Date of Award

12-2006

Degree Type

Dissertation

Degree Name

Doctor of Philosophy

Major

Communication and Information

Major Professor

Candace White

Committee Members

Eric Haley, Ronald E. Taylor, David W. Schumann

Abstract

Businesses are increasingly held accountable both to their owners and to the larger society in which they operate. Accordingly, many companies are extending their resources to meet community needs through philanthropic partnerships with nonprofit organizations. Such ventures, however, have drawn close scrutiny of motives and benefits. For example, some consumers register skepticism when evaluating the sincerity of corporate intent in cause-related marketing arrangements. Attribution theory suggests that altruistic reasons for corporate good deeds may be discounted in the context of apparent self-interest. Likewise, a debate between shareholder and stakeholder theorists introduces questions about possibly conflicting obligations facing corporate managers. Some contend that good business and stakeholder accommodation do not mix. The emergence of strategic philanthropy potentially serves both interests, but little empirical study has been devoted to understanding the dynamics of such partnerships. Of particular interest is the perspective of nonprofit organizations who receive strategically motivated corporate gifts.

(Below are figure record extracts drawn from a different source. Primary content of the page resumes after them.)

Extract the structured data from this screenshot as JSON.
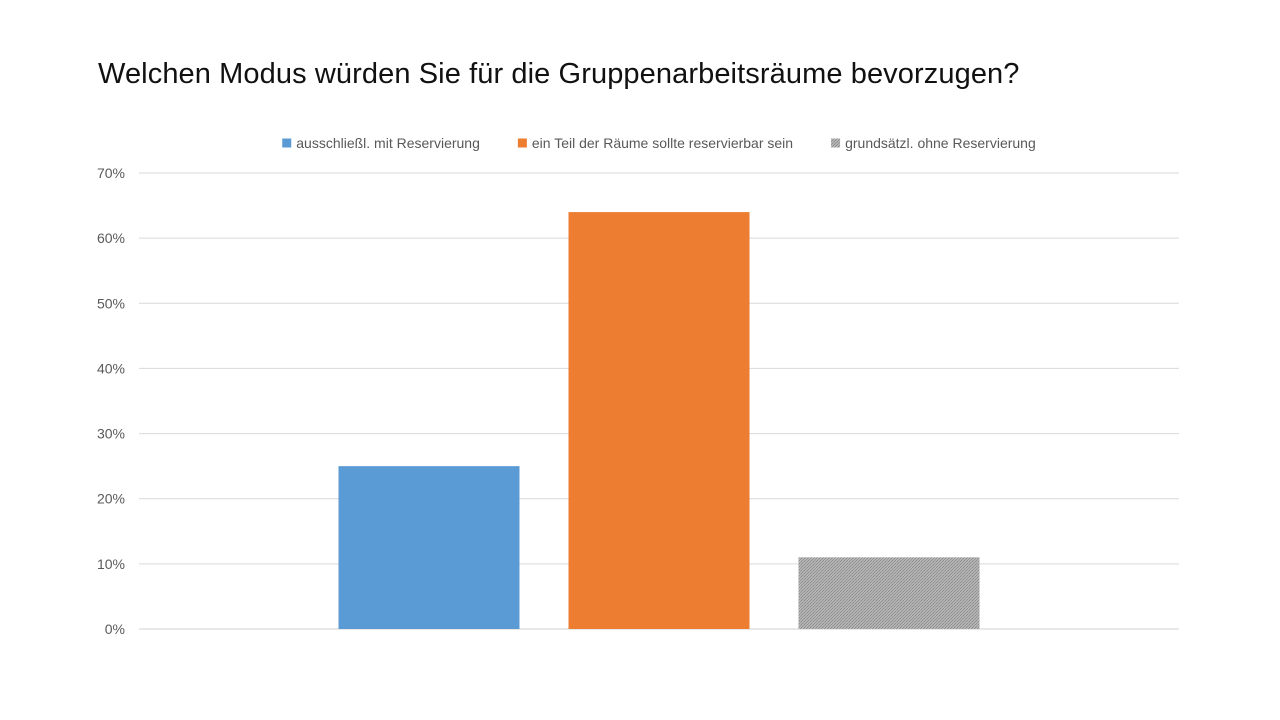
{
  "chart_data": {
    "type": "bar",
    "title": "Welchen Modus würden Sie für die Gruppenarbeitsräume bevorzugen?",
    "xlabel": "",
    "ylabel": "",
    "ylim": [
      0,
      0.7
    ],
    "y_ticks": [
      "0%",
      "10%",
      "20%",
      "30%",
      "40%",
      "50%",
      "60%",
      "70%"
    ],
    "grid": true,
    "legend_position": "top",
    "series": [
      {
        "name": "ausschließl. mit Reservierung",
        "values": [
          0.25
        ],
        "color": "#5B9BD5"
      },
      {
        "name": "ein Teil der Räume sollte reservierbar sein",
        "values": [
          0.64
        ],
        "color": "#ED7D31"
      },
      {
        "name": "grundsätzl. ohne Reservierung",
        "values": [
          0.11
        ],
        "color": "#A5A5A5",
        "pattern": "dotted-fill"
      }
    ]
  }
}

This study used a grounded theory approach to tap the perceptions of nonprofit managers regarding these issues. Through in-depth interviews, the researcher learned that nonprofits commonly see in their partners a pattern of multiple corporate motives, with varying blends of altruism and self-interest. The largest donations were generally reported from companies expecting marketing benefits in return for their philanthropic investment. However, participants stressed that those expectations most often were unstated by the company. They described a negotiating environment in which nonprofits thoughtfully analyze potential corporate donors’ needs and then pitch mutual-benefit packages to engage them in partnership. In the most strategically driven alliances, relationships were characterized as interdependent, and benefits were viewed as approximately equal. Nonprofit managers reported that they work hard under the strategic model to obtain corporate gifts, but they also experience deeper, more satisfying relationships with their partners than in the past. Communal qualities were often described. In some partnerships, corporate motives were seen as evolving from a primarily marketing interest to an increasingly altruistic interest in the nonprofit mission.

Theoretical implications and a proposed model are presented to guide further study. Observations and recommendations for corporate managers are also offered.